The name of a people and their country.
Included in the sixteen great countries (Mahājanapada) of the Buddha’s time. The kingdom, at that time, was divided into two parts, having their respective capitals in Pāvā and Kusinārā. The Mallā of Pāvā were called Pāveyyaka Mallā, those of Kusinārā, Kosinārakā. That these were separate kingdoms is shown by the fact that after the Buddha’s death at Kusinārā, the Mallā of Pāvā sent messengers to claim their share of the Buddha’s relics (D.ii.165). Each had their Mote Hall.

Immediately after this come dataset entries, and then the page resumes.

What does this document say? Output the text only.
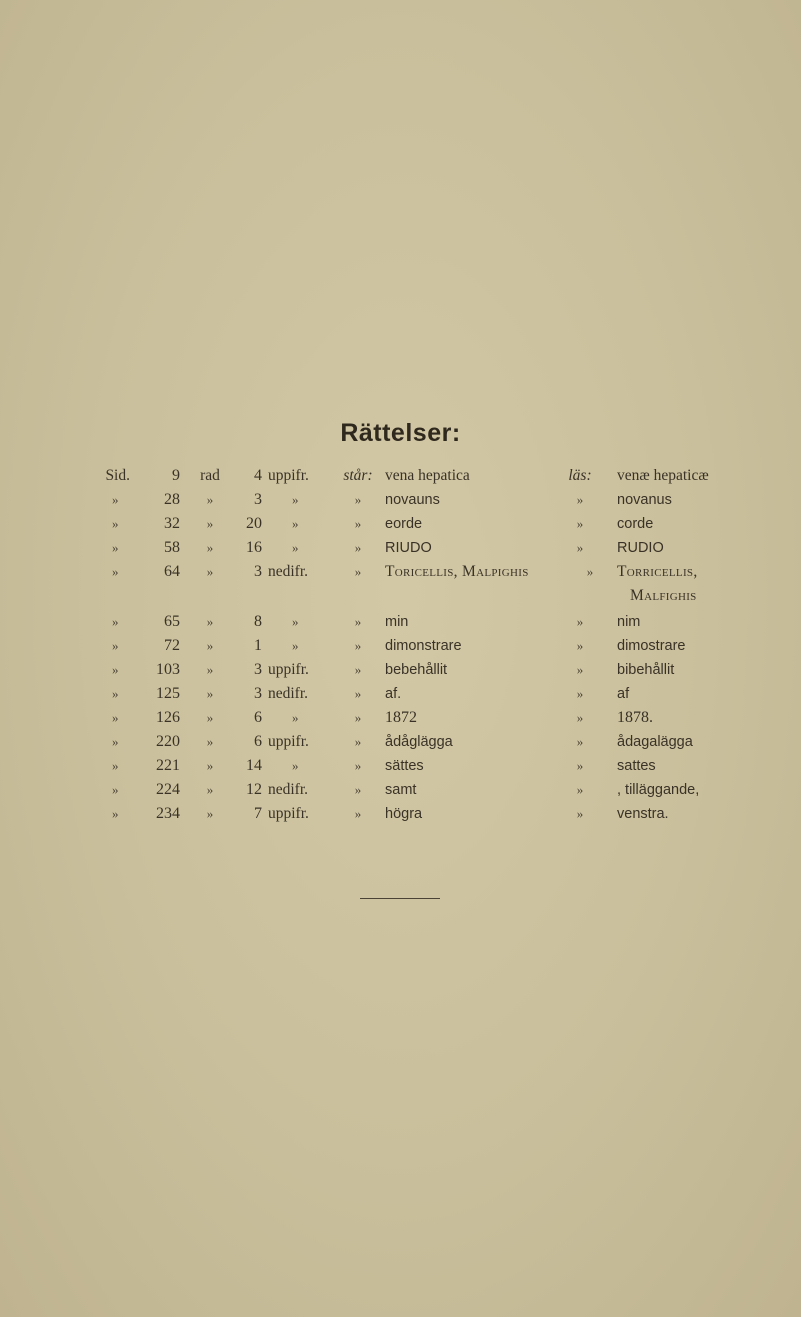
Rättelser:
Sid.	9	rad	4 uppifr.	står: vena hepatica	läs:	venæ hepaticæ
»	28	»	3	»	»	novauns	»	novanus
»	32	»	20	»	»	eorde	»	corde
»	58	»	16	»	»	RIUDO	»	RUDIO
»	64	»	3 nedifr.	»	Toricellis, Malpighis	»	Torricellis,
Malfighis
»	65	»	8	»	»	min	»	nim
»	72	»	1	»	»	dimonstrare	»	dimostrare
»	103	»	3 uppifr.	»	bebehållit	»	bibehållit
»	125	»	3 nedifr.	»	af.	»	af
»	126	»	6	»	»	1872	»	1878.
»	220	»	6 uppifr.	»	ådåglägga	»	ådagalägga
»	221	»	14	»	»	sättes	»	sattes
»	224	»	12 nedifr.	»	samt	»	, tilläggande,
»	234	»	7 uppifr.	»	högra	»	venstra.
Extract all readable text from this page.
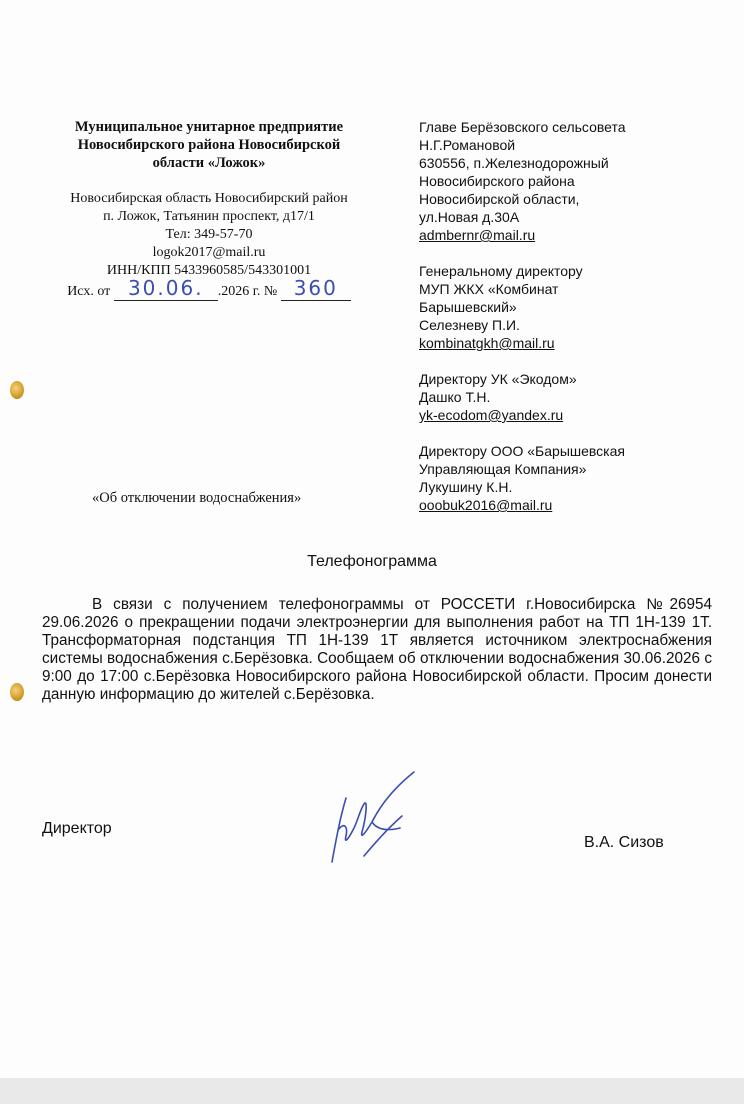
Муниципальное унитарное предприятие
Новосибирского района Новосибирской
области «Ложок»
Новосибирская область Новосибирский район
п. Ложок, Татьянин проспект, д17/1
Тел: 349-57-70
logok2017@mail.ru
ИНН/КПП 5433960585/543301001
Исх. от 30.06. .2026 г. № 360
Главе Берёзовского сельсовета
Н.Г.Романовой
630556, п.Железнодорожный
Новосибирского района
Новосибирской области,
ул.Новая д.30А
admbernr@mail.ru
Генеральному директору
МУП ЖКХ «Комбинат
Барышевский»
Селезневу П.И.
kombinatgkh@mail.ru
Директору УК «Экодом»
Дашко Т.Н.
yk-ecodom@yandex.ru
Директору ООО «Барышевская
Управляющая Компания»
Лукушину К.Н.
ooobuk2016@mail.ru
«Об отключении водоснабжения»
Телефонограмма
В связи с получением телефонограммы от РОССЕТИ г.Новосибирска №26954 29.06.2026 о прекращении подачи электроэнергии для выполнения работ на ТП 1Н-139 1Т. Трансформаторная подстанция ТП 1Н-139 1Т является источником электроснабжения системы водоснабжения с.Берёзовка. Сообщаем об отключении водоснабжения 30.06.2026 с 9:00 до 17:00 с.Берёзовка Новосибирского района Новосибирской области. Просим донести данную информацию до жителей с.Берёзовка.
Директор
В.А. Сизов
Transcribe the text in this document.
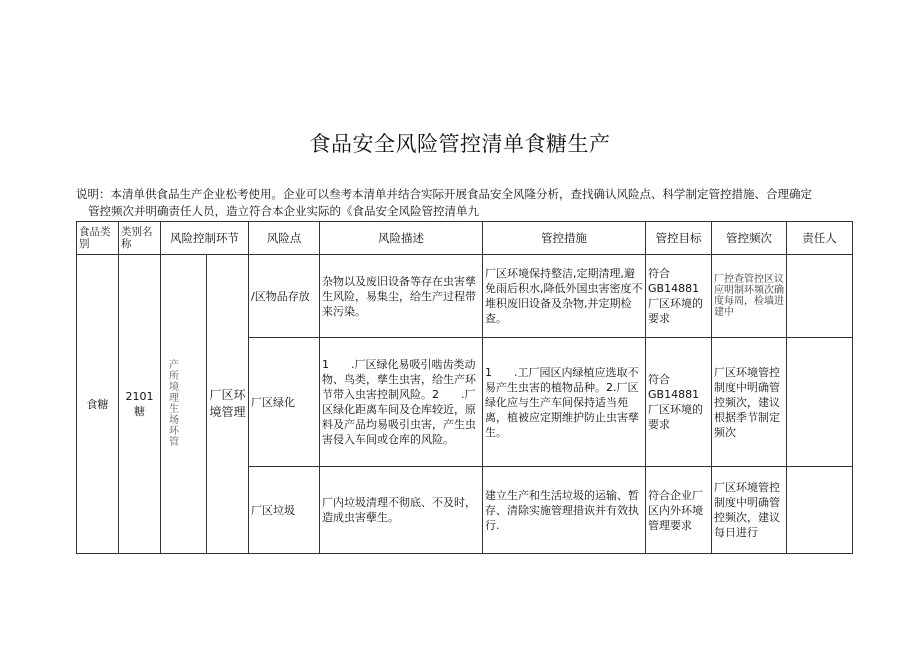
食品安全风险管控清单食糖生产
说明：本清单供食品生产企业松考使用。企业可以叁考本清单并结合实际开展食品安全风隆分析，查找确认风险点、科学制定管控措施、合理确定
管控频次并明确责任人员，造立符合本企业实际的《食品安全风险管控清单九
食品类别	类别名称	风险控制环节		风险点	风险描述	管控措施	管控目标	管控频次	责任人
食糖	2101糖	产所境理生场环管	厂区环境管理	/区物品存放	杂物以及废旧设备等存在虫害孳生风险，易集尘，给生产过程带来污染。	厂区环境保持整洁,定期清理,避免雨后积水,降低外国虫害密度不堆积废旧设备及杂物,并定期检查。	符合GB14881厂区环境的要求	厂控查管控区议应明制环频次确度每周，检墙进建中	

				厂区绿化	1　　.厂区绿化易吸引啮齿类动物、鸟类，孳生虫害，给生产环节带入虫害控制风险。2　　.厂区绿化距离车间及仓库较近，原料及产品均易吸引虫害，产生虫害侵入车间或仓库的风险。	1　　.工厂园区内绿植应选取不易产生虫害的植物品种。2.厂区绿化应与生产车间保持适当苑离，植被应定期维护防止虫害孳生。	符合GB14881厂区环境的要求	厂区环境管控制度中明确管控频次，建议根据季节制定频次	
				厂区垃圾	厂内垃圾清理不彻底、不及时，造成虫害孽生。	建立生产和生活垃圾的运输、暂存、清除实施管理措诙并有效执行.	符合企业厂区内外环境管理要求	厂区环境管控制度中明确管控频次，建议每日进行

In the Saṅgīti Sutta we are told that the Buddha, in the course of one of his journeys, came with five hundred followers to Pāvā and stayed in the mango grove (ambavana) of Cunda the smith. A new Mote Hall, called Ubbhataka, had just been completed for the Mallā of Pāvā, and the Buddha was invited to be the first to occupy it that it might be consecrated thereby. The Buddha accepted the invitation, and taught in the Hall far into the night. It was also at Pāvā that the Buddha took his last meal, of tender pork (sūkaramaddava), at the house of Cunda (D.ii.126 f). From there he went to Kusinārā, and there, as he lay dying, he sent Ānanda to the Mallā of Kusinārā, who were assembled in their Mote Hall to announce his approaching death. The Mallā thereupon came to the Upavattana Sāla grove where the Buddha was, in order to pay him their last respects. Ānanda made them stand in groups according to family, and then presented them to the Buddha, announcing the name of each family. After the Buddha’s death, they met together once more in the Mote Hall, and made arrangements to pay him all the honour due to a Cakkavatti. They cremated the Buddha’s body at the Makuṭabandhana cetiya, and then collected the relics, which they deposited in their Mote Hall, surrounding them with a lattice work of spears and a rampart of bows until they were distributed among the various claimants by Doṇa (D.ii.166). The Mallā, both of Pāvā and Kusinārā, erected thūpas over their respective shares of the relics and held feasts in their honour (D.ii.167).
The Malla capital of Kusinārā was, in the Buddha’s day, a place of small importance. Ānanda contemptuously refers to it as a “little wattle and daub town in the midst of a jungle, a branch township,” quite unworthy of being the scene of the Buddha’s Parinibbāna. However, the Buddha informs Ānanda that it was once Kusāvatī (q.v.), the mighty capital of Kusa and Mahāsudassana. This shows that the Mallā had, at first, a monarchical constitution, but in the sixth century B.C. they were regarded, together with the Vajjī, as a typical example of a republic (saṅgha, gaṇa) (M.i.231). The chief Mallā administered the state in turn. Those who were free from such duties engaged in trade, sometimes undertaking long caravan journeys (DA.ii.569).
Both the Buddha and Nigaṇṭha Nāṭaputta appear to have had followers among the Mallā. Pāvā was the scene of Nāṭaputta's death, just as Kusinārā was of the Buddha’s (see Pāvā). Several followers of the Buddha among the Mallā are mentioned by name — e.g., Dabba, Pukkusa, Khaṇḍasumana, Bhadragaka, Rāsiya, Roja and Sīha (q.v.) The Mallā seem to have lived at peace with their neighbours, though there was apparently some trouble between them and the Licchavī, as shown by the story of Bandhula Malla (q.v.) Both the Mallā and the Licchavī were warriors (khattiya), belonging to the Vāseṭṭha clan, because in the books both tribes are repeatedly referred to as Vāseṭṭha (q.v.) ¹ There is reason to believe that the Malla republic fell into the hands of Ajātasattu, as did that of the Licchavī (Bhandarkar, Carmichael Lectures, 1918, p.79).
The Mallā are generally identified with the Malloi mentioned in the Greek accounts of Alexander’s invasion of India. The Malloi were a warlike clan who, for some time, successfully resisted Alexander’s attack. Their territory must have been situated in or near the Punjab.
Other places in the Malla country, besides Pāvā and Kusinārā, are mentioned where the Buddha stayed — e.g., Bhoganagara, Anupiyā, and Uruvelakappa, near which was the Mahāvana, a wide tract of forest.
Bandhula went from Kusinārā to Takkasilā for purposes of study. v.l. Mālā (e.g., UdA.377) and Malatā (e.g., AA.ii.814) are evidently both wrong readings.
¹ Manu says that both Licchavī and Mallā had Kṣatriya parents, but their fathers were Vrātyas — i.e., had not gone through the ceremony of Vedic initiation at the proper time.
2. Mallā.– A bhikkhuṇī who came to Sri Lanka from Jambudīpa; she was an eminent teacher of the Vinaya at Anurādhapura. Dpv.xviii.12.